The Integrity 35 test boat is powered by twin 230hp, shaftdrive diesels. The boat is rated to twin 300hp, six cylinder diesels, although this requires an upgrade to the ‘lengthened hull option’. We found the twin 230s able to handle anything asked of them and unless you want to go offshore racing, the bigger engines would be an overkill.
Yanmar’s 4LH-STE, 230hp also has a good power-to-weight ratio and can be used with either straight, angled, or V-drive Hurth gearboxes. They have also been slimmed down for easy insulation in tight situations so now the engine is slimmer, shorter and less bulky than its predecessor the 4LH-DTE.
These engines are also surprisingly quiet, even with the sound-insulated engine hatch open. They have been designed for low smoke emissions when accelerating or idling. The Yanmar 4LH-STE is an in-line four, direct injection, water cooled and turbocharged engine with a maximum output of 169kW at the crankshaft.

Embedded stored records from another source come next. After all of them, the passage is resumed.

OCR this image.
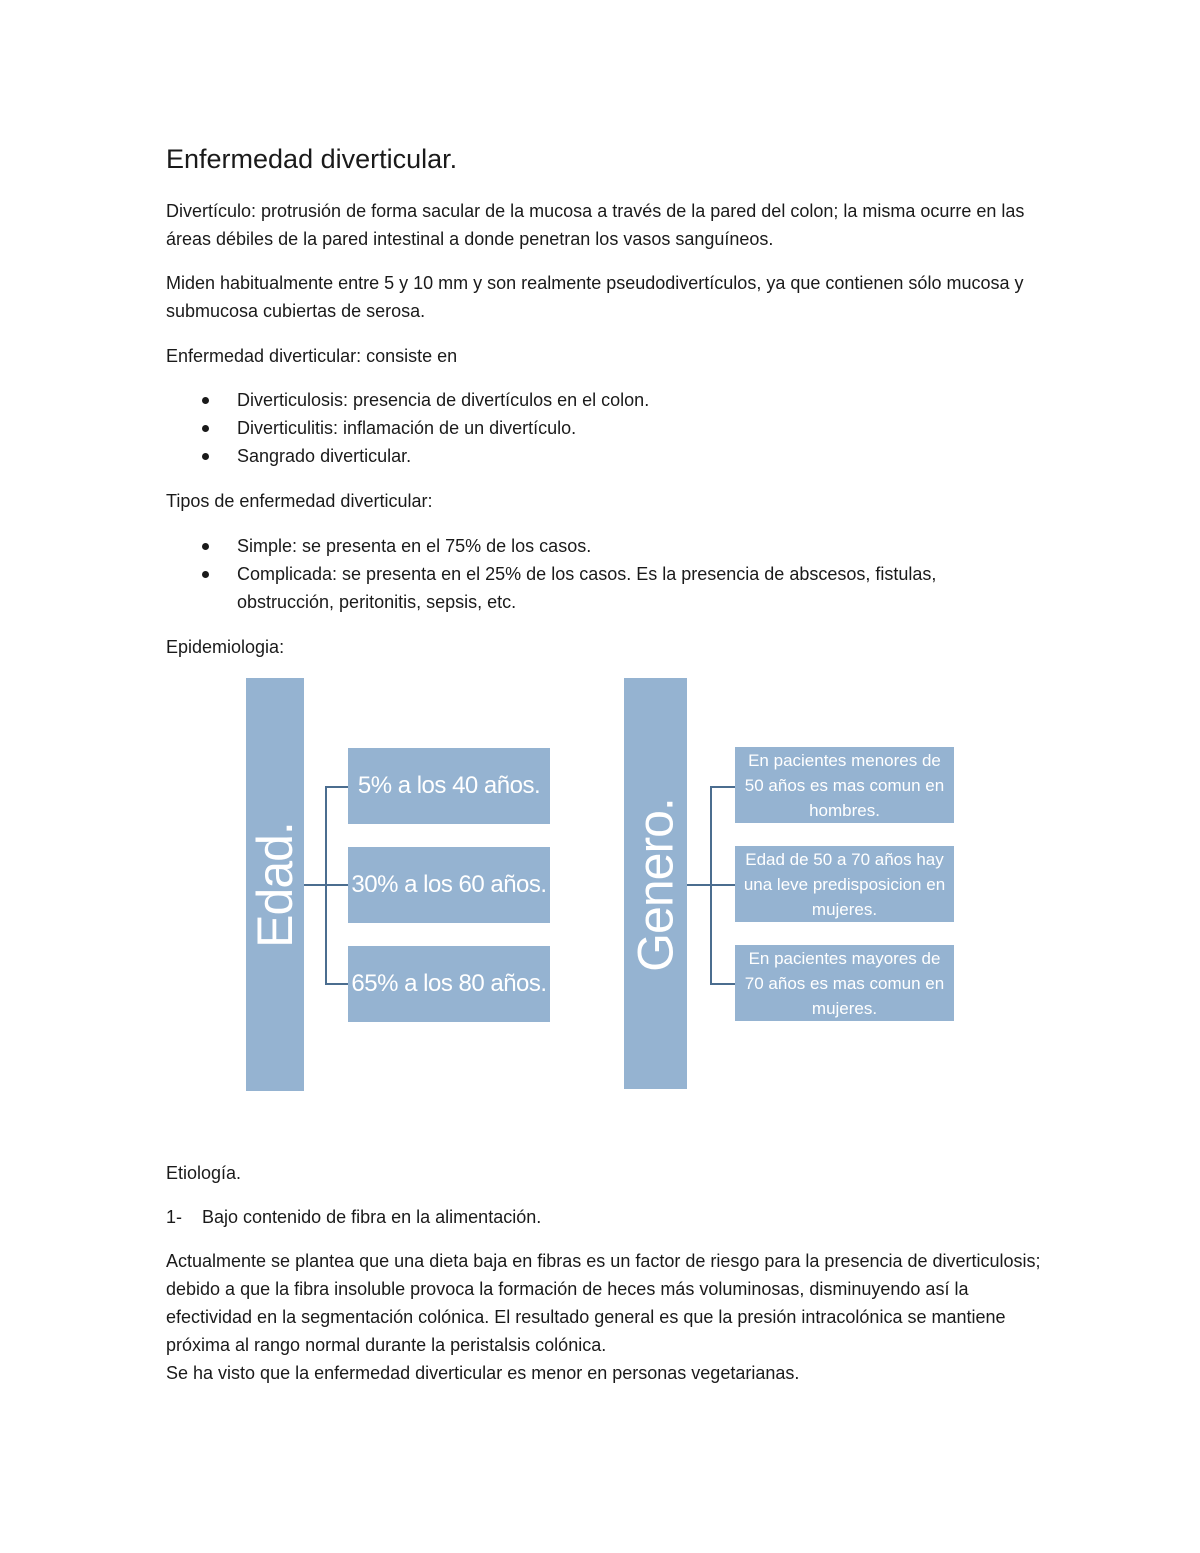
Enfermedad diverticular.

Divertículo: protrusión de forma sacular de la mucosa a través de la pared del colon; la misma ocurre en las áreas débiles de la pared intestinal a donde penetran los vasos sanguíneos.

Miden habitualmente entre 5 y 10 mm y son realmente pseudodivertículos, ya que contienen sólo mucosa y submucosa cubiertas de serosa.

Enfermedad diverticular: consiste en

Diverticulosis: presencia de divertículos en el colon.
Diverticulitis: inflamación de un divertículo.
Sangrado diverticular.

Tipos de enfermedad diverticular:

Simple: se presenta en el 75% de los casos.
Complicada: se presenta en el 25% de los casos. Es la presencia de abscesos, fistulas, obstrucción, peritonitis, sepsis, etc.

Epidemiologia:

Edad.
5% a los 40 años.
30% a los 60 años.
65% a los 80 años.
Genero.
En pacientes menores de 50 años es mas comun en hombres.
Edad de 50 a 70 años hay una leve predisposicion en mujeres.
En pacientes mayores de 70 años es mas comun en mujeres.

Etiología.

1- Bajo contenido de fibra en la alimentación.

Actualmente se plantea que una dieta baja en fibras es un factor de riesgo para la presencia de diverticulosis; debido a que la fibra insoluble provoca la formación de heces más voluminosas, disminuyendo así la efectividad en la segmentación colónica. El resultado general es que la presión intracolónica se mantiene próxima al rango normal durante la peristalsis colónica.

Se ha visto que la enfermedad diverticular es menor en personas vegetarianas.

Considering the boat displaces 6.7 tonnes, its spritely performance is testimony to the excellent match of engines and hull. On the day of the test the Integrity 35 pulled 10knts at 1500rpm; 15knts at 2000rpm; 20knts at 2700rpm; 24knts at 3000rpm and 27knts at 3300rpm spinning a 20″ propeller.
Builder Bernie wasn’t entirely satisfied with these figures and a new prop, with a change of pitch and no cup has been fitted to the boat. Now she now pulls 30knts at wide open throttle. This is more than adequate for offshore cruising considering the boat’s optimum cruising speed is 24knots.